When I arrived, Mom was in a tizzy. She discovered her original mistake. “I used the whole can of frozen orange juice — not just the six ounces like I should have!”

Resourceful as always, she scraped the glutinous lumps back into the large mixing bowl and doubled the other ingredients. Now, all the quantities were exact.

“If you hadn’t been chattering so much, that never would have happened,” she chided as she pried the remaining goop off the pan and handed it to me for washing.

For good measure, she poured into the mixing bowl another cup of white sugar. “You know,” Mom mused, “I could also toss in a bit of shredded coconut. That would thicken it, and would add a little more oomph.”

The last thing you need is any more oomph I thought as I put down the scraping tool I was using to remove the last of the adhesive from the now scratched and dented cookie sheet.

“Oh no!” Mom gave a little cry of shock and pain.

Now what?

She had ripped the aluminum peel-off top containing the coconut and sliced her hand. Blood ran profusely onto the counter but mercifully not into her mixing bowl.

I guided her to the sink and we examined the wound. No big deal. I applied the band-aid while she considered the coconut. “We’ll just leave it out.

“Since I’ve just got one hand, I guess we should make it into a cake.”

How one correlated to the other, I had no idea, but I stood in awe at her enterprising decision.

“But Mom…..,” I trailed off. She was already scooping it into a cake pan and garnishing the top with a package of chopped pecans.

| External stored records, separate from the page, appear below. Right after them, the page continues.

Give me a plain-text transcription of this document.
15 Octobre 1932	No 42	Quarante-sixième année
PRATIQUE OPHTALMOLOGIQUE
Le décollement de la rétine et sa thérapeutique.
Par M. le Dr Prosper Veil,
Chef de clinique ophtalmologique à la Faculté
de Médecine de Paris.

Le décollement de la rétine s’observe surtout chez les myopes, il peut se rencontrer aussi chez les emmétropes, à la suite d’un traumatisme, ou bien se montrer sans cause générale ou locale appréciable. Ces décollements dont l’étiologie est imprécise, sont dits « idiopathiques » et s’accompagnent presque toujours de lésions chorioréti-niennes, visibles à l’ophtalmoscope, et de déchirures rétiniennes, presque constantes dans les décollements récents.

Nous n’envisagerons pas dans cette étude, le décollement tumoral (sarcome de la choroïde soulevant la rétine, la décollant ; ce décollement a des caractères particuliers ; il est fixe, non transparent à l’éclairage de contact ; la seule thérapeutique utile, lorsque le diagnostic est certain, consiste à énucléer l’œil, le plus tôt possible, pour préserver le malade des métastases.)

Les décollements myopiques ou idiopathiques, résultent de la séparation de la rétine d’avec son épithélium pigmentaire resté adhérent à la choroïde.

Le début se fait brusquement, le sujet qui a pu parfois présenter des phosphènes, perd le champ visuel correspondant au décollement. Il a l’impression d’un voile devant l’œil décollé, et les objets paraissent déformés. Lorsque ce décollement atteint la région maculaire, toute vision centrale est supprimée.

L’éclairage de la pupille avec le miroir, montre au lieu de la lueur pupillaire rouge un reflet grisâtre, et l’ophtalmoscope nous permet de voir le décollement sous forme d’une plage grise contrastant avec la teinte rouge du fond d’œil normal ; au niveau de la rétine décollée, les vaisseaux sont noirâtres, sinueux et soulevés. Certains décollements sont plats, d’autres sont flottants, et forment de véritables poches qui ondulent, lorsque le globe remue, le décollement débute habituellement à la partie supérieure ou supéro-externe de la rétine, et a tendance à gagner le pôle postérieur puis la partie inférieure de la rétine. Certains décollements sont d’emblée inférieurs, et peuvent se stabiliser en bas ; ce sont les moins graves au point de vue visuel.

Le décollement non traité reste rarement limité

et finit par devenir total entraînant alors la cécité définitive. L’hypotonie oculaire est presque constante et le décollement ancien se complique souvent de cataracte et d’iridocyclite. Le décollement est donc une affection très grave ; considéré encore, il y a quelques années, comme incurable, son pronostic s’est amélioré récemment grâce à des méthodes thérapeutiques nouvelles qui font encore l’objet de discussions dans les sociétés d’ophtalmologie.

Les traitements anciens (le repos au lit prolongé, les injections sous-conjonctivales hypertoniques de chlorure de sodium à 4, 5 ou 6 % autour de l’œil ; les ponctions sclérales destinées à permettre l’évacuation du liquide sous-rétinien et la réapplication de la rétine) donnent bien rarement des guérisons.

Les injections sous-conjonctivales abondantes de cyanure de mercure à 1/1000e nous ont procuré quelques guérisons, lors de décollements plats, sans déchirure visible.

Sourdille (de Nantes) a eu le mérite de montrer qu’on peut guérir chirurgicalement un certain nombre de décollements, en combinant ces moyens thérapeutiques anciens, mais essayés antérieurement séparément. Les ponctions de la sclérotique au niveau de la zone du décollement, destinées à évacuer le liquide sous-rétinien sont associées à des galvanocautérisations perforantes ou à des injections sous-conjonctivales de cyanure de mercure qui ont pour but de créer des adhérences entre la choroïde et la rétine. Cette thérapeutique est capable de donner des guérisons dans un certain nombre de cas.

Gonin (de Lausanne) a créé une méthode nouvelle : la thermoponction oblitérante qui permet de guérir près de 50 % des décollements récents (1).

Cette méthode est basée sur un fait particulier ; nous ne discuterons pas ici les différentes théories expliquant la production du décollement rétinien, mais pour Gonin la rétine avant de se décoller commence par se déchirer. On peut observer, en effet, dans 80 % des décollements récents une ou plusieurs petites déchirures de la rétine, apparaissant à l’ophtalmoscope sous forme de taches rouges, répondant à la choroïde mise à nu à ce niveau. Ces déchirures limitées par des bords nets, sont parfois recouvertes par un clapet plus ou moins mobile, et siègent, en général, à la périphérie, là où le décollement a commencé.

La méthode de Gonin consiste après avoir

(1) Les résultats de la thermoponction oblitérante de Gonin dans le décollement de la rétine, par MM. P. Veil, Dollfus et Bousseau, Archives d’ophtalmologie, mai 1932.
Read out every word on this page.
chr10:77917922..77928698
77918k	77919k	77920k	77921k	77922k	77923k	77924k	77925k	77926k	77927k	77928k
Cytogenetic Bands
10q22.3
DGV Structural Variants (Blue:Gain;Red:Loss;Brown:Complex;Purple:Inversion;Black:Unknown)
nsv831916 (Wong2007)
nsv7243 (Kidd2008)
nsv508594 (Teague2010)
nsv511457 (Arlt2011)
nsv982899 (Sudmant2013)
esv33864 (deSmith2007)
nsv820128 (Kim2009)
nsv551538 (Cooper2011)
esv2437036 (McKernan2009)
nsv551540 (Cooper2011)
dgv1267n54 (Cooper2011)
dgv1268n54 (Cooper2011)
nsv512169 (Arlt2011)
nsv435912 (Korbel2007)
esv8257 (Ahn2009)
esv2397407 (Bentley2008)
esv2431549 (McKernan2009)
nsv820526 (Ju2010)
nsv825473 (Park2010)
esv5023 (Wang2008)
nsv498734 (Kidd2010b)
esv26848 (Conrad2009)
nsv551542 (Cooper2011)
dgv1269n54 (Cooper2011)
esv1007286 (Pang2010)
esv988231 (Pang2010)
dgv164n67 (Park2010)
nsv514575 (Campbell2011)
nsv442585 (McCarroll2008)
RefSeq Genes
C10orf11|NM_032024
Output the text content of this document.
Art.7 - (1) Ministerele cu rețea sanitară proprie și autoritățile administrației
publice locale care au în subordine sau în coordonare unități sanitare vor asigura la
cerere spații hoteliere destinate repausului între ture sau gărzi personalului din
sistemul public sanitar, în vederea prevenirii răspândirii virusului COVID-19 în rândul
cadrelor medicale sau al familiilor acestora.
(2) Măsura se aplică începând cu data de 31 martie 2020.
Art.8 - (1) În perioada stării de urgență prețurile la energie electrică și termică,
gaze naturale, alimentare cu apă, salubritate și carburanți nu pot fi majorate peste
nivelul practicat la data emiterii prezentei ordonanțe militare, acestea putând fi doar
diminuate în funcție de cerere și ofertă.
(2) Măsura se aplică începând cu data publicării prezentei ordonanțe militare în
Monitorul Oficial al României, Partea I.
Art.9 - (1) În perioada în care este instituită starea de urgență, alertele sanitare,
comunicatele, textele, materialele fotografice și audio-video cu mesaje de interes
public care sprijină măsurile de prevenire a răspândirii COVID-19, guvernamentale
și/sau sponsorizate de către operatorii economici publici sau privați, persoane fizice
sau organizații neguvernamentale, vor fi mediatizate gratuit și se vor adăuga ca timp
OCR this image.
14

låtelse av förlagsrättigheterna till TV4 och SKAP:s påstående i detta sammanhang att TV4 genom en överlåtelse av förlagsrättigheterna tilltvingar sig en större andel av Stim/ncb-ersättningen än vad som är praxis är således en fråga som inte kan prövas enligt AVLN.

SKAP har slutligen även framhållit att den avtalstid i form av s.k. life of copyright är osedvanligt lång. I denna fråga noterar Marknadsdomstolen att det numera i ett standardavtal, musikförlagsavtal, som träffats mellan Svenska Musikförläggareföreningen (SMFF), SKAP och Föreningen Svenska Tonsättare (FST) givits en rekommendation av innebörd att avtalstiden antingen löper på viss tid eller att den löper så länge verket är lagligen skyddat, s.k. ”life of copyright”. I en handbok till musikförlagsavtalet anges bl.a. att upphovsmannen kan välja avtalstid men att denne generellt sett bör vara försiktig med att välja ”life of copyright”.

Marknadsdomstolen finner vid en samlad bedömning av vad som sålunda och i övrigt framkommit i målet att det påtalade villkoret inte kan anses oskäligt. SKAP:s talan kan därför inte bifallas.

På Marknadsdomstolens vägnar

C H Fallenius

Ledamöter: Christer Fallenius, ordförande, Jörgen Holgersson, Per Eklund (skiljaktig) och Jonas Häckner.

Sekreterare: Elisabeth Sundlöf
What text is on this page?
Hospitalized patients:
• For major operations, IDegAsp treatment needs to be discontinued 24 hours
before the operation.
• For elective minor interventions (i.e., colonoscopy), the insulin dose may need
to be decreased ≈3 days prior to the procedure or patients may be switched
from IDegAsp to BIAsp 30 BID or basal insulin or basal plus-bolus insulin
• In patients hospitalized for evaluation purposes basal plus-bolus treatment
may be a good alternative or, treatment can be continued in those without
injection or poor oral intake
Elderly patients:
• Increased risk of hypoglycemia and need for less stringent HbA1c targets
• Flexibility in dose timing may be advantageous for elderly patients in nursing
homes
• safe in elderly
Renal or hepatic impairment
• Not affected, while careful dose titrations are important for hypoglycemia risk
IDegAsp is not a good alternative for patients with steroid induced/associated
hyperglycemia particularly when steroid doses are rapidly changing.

The oven was set to 350 and about 45 minutes later we peeked in through the glass oven window. The pecans were dancing on top of the mixture like a witch’s brew.

“Now, I’ll just let it cool a bit, and then I’m going to put it back into the refrigerator and let it finish setting.”

She said this with such conviction I was almost persuaded this orange ball thing was going to turn out after all.

“Tomorrow, then?” I asked.

She gave me a thumbs-up gesture, and I unlocked the security door and headed out.

I pulled into her driveway early the next morning. She was holding a mug of coffee and was still wearing her pink bathrobe and slippers.

She had already checked on the orange ball/cookie/cake concoction sitting in the refrigerator, and she was curious to see what I thought.

I pulled it out, and it was as if it had put on ten pounds overnight. I set the thing on the counter so we could get a better look. The top of the…this…whatever the hell it was…was as slick as an ice skating rink. And shiny, too.

I gently touched it. It was as hard as cement and was welded to the cake pan. “Do you think we can save it?” Mom whispered the words like a nurse surveying a patient whose wounds were too far gone.

“What, the cake,” I asked incredulously?

“No, the pan.”

It was a foregone conclusion the dessert would not be revived under any circumstances. The fifteen or twenty dollar’s worth of ingredients was gone forever. Good-bye, so long. I’m just glad she didn’t waste the coconut. But the pan?

I wanted no part of resurrecting that pan.

“Mom, I am not going to try to clean that thing. I just about broke my arm trying to scrub down the other. I don’t know if we can even get that stuff out of the pan.”

“OK, honey……Well, you tried,” she said sympathetically.

I jerked my head around to look hard at her. There was something in her tone, in her voice that suggested I had something to do with this orange ball disaster.

“Aww yes, Mom…we’ll do, no — you’ll do — better next year.”